Sempre critiquei a direita portuguesa e nunca me revi nas suas políticas, nomeadamente nas do actual Governo, mas reconheço que o ataque ao Estado Social foi muito facilitado pela dependência financeira do Estado, resultante da gestão aventureira anterior. Em coerência, apoiei António José Seguro no seu esforço de afastar o PS da promiscuidade dos interesses, bem como na tentativa de fazer algumas reformas essenciais para que o PS voltasse a ter o seu lugar junto dos portugueses, como o grande partido da liberdade, da verdade e da tolerância. Infelizmente, o sistema que nos trouxe até esta crise de valores não deixou que as reformas se fizessem em toda a sua extensão. Lamento-o, como lamento que as propostas que apresentei aos XII e XIII Congressos não tenham sido ouvidas, já que teriam conduzido Portugal para o progresso e para o crescimento económico. A Irlanda , que então propus ao PS como o modelo para a governação económica de Portugal, tem agora uma economia a crescer acima dos 4% ao ano. Poderia ter sido esse o nosso caso.

Sei que muitos membros do Partido Socialista não gostaram das minhas críticas, como sei que alguns não gostaram que eu tenha alertado para os seus interesses em negócios pouco claros, como por exemplo a venda da GALP à italiana ENI. Todavia, sempre estive na primeira linha da defesa dos valores e da honradez do PS, pensando no futuro, e não fui eu que conduziu o País para a dependência externa, para a estagnação económica e para o empobrecimento das famílias portuguesas, ao mesmo tempo que muita gente enriqueceu sem causa conhecida.

Finalmente, se fui crítico, assumindo o legado histórico do PS, foi porque para além de militante socialista sou português e não há para mim interesse partidário que possa sobrepor-se à defesa coerente e exigente de uma vida melhor e mais digna para todos os portugueses, que merecem viver num País moderno, desenvolvido e justo.
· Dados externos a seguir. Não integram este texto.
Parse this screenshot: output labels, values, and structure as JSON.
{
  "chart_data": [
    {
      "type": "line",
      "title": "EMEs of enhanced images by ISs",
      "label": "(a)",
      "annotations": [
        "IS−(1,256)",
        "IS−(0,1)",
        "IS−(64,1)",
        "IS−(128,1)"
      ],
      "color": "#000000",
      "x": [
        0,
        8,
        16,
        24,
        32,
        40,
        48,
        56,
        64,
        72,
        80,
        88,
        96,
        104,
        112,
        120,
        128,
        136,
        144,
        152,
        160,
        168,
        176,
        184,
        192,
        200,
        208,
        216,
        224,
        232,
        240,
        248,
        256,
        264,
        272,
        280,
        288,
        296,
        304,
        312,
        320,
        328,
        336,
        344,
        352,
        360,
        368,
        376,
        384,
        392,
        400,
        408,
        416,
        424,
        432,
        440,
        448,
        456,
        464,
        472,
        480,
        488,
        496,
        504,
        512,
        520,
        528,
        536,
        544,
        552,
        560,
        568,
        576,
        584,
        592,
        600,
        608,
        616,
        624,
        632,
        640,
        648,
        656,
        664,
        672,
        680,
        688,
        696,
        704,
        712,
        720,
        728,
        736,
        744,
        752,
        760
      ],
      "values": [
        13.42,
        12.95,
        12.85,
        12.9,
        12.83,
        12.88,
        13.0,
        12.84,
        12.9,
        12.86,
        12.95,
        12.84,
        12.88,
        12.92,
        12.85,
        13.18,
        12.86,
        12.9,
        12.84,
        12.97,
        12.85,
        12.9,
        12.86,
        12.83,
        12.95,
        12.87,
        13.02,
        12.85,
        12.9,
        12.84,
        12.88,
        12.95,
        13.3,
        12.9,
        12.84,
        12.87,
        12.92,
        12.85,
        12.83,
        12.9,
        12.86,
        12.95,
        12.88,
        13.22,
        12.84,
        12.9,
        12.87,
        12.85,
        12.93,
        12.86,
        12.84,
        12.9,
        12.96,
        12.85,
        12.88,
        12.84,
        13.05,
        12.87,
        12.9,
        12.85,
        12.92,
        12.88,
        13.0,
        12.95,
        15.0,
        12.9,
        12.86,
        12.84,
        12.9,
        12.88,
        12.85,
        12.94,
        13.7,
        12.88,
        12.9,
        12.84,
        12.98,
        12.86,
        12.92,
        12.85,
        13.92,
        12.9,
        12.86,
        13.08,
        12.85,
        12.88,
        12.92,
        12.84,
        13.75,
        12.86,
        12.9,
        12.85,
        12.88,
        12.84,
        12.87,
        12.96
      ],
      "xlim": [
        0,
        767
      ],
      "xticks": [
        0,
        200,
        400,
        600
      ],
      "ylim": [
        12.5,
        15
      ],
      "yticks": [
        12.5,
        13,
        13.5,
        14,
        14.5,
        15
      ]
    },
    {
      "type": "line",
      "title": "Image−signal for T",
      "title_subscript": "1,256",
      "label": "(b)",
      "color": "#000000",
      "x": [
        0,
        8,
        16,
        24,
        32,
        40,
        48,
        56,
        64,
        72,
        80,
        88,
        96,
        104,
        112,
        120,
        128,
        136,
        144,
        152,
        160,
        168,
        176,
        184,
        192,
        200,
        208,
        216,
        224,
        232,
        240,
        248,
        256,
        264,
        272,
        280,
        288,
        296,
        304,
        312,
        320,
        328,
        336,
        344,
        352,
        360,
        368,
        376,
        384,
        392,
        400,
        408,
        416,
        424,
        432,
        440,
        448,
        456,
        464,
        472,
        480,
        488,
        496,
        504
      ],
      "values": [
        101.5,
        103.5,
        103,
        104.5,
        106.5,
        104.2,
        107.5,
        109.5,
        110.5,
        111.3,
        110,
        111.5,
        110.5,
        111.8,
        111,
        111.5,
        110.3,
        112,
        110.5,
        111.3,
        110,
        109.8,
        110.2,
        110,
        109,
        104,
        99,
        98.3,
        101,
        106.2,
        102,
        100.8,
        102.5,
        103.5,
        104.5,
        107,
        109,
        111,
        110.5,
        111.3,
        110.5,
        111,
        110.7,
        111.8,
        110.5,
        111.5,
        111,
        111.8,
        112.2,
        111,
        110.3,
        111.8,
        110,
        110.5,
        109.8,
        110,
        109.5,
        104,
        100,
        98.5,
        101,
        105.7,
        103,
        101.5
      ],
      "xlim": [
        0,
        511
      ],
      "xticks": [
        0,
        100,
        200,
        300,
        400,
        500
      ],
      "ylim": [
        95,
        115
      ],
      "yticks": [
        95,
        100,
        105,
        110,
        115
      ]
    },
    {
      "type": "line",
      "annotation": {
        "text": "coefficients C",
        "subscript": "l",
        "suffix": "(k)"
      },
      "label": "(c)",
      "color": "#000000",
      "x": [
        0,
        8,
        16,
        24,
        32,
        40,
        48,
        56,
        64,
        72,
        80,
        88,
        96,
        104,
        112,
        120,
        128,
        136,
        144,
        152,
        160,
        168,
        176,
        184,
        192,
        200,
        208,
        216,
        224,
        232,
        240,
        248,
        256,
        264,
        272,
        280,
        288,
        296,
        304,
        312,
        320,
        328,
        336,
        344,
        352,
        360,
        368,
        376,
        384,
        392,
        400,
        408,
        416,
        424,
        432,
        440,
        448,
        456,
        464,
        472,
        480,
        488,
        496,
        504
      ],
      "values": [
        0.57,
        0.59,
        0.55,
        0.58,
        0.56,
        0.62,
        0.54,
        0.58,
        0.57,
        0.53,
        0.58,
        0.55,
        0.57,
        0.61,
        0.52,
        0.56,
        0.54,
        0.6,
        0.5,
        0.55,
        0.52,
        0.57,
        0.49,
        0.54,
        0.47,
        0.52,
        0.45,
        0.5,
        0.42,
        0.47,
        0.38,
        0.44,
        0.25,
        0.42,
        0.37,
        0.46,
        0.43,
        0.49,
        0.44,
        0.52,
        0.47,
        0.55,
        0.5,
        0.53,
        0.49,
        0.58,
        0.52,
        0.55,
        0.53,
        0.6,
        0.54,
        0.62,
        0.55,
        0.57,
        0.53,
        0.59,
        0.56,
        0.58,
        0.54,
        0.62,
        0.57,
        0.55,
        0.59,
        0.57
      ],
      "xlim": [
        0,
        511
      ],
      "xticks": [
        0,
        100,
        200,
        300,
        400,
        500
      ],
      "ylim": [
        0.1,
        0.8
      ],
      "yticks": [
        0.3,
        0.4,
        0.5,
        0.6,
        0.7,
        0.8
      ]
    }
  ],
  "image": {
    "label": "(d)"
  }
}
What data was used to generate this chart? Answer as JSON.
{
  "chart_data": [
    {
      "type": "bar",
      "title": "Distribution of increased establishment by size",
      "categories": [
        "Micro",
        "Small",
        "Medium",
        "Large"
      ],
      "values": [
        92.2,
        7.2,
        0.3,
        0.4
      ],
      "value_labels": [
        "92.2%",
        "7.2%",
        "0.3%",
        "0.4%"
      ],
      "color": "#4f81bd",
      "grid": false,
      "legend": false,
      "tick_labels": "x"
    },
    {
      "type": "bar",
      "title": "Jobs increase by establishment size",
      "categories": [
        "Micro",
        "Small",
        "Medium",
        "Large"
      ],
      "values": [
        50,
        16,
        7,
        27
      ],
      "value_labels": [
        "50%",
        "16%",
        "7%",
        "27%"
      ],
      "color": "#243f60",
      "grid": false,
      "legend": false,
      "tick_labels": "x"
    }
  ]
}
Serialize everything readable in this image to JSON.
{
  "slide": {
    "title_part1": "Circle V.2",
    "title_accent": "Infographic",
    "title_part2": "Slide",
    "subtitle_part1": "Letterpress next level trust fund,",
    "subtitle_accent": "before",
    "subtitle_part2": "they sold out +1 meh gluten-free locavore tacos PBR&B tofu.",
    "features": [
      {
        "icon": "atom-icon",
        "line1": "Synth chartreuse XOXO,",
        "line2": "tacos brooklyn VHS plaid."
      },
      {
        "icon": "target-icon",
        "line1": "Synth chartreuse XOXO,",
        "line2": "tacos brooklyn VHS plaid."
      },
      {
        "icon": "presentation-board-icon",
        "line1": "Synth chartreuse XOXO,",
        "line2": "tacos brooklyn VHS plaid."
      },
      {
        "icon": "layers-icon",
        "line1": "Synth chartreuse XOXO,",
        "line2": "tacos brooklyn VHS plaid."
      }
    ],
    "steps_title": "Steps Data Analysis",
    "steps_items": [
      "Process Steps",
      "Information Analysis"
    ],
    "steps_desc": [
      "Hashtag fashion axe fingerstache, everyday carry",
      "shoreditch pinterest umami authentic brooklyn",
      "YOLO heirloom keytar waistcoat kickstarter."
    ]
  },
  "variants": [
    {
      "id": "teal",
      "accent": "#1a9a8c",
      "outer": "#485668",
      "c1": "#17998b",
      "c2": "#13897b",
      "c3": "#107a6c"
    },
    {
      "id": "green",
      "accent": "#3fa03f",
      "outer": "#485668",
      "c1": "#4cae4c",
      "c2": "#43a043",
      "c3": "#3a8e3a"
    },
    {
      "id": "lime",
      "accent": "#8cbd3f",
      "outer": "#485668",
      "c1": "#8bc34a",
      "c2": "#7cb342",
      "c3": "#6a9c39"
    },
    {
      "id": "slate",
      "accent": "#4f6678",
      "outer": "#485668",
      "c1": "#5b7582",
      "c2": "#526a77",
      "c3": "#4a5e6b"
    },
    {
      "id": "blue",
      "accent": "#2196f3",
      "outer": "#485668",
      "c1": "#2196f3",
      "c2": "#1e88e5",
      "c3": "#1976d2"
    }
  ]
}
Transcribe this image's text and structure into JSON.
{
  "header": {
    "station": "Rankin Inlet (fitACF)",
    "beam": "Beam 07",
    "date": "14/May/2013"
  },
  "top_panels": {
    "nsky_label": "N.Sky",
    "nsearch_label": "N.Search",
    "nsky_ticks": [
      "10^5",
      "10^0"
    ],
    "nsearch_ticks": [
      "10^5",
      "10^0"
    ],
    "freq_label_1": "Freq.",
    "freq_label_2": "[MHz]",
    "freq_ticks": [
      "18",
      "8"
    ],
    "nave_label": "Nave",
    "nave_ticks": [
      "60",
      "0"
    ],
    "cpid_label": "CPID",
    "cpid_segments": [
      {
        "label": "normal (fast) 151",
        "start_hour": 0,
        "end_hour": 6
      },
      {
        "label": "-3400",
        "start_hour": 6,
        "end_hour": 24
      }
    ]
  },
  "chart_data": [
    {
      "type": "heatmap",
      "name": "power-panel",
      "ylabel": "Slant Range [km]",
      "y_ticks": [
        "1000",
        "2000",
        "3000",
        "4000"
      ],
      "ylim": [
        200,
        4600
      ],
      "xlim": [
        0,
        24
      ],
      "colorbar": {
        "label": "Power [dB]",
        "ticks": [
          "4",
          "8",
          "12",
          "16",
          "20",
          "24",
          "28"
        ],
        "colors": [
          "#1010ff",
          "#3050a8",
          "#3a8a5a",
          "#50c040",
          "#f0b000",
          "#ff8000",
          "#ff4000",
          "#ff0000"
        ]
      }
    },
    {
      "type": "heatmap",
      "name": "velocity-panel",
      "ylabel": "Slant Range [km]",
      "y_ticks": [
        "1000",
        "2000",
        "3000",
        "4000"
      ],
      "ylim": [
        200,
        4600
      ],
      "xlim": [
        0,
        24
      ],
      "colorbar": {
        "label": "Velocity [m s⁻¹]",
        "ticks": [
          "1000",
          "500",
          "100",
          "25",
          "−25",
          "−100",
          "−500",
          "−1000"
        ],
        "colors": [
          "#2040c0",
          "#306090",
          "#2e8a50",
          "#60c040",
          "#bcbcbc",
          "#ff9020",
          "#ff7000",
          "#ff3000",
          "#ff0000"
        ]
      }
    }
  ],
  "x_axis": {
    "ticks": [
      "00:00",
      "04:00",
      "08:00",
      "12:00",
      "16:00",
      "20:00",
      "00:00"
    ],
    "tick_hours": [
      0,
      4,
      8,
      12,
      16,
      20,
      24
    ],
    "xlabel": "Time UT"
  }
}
Em qualquer caso, chegado aqui, tenho a consciência tranquila: a minha candidatura é a consequência natural do meu empenhamento de muitos anos e não foram as minhas críticas que prejudicaram o PS, ou que o colocaram na difícil situação em que hoje se encontra. Eu apenas fiz o que me foi possível para o evitar.

10-06-2015
Henrique Neto"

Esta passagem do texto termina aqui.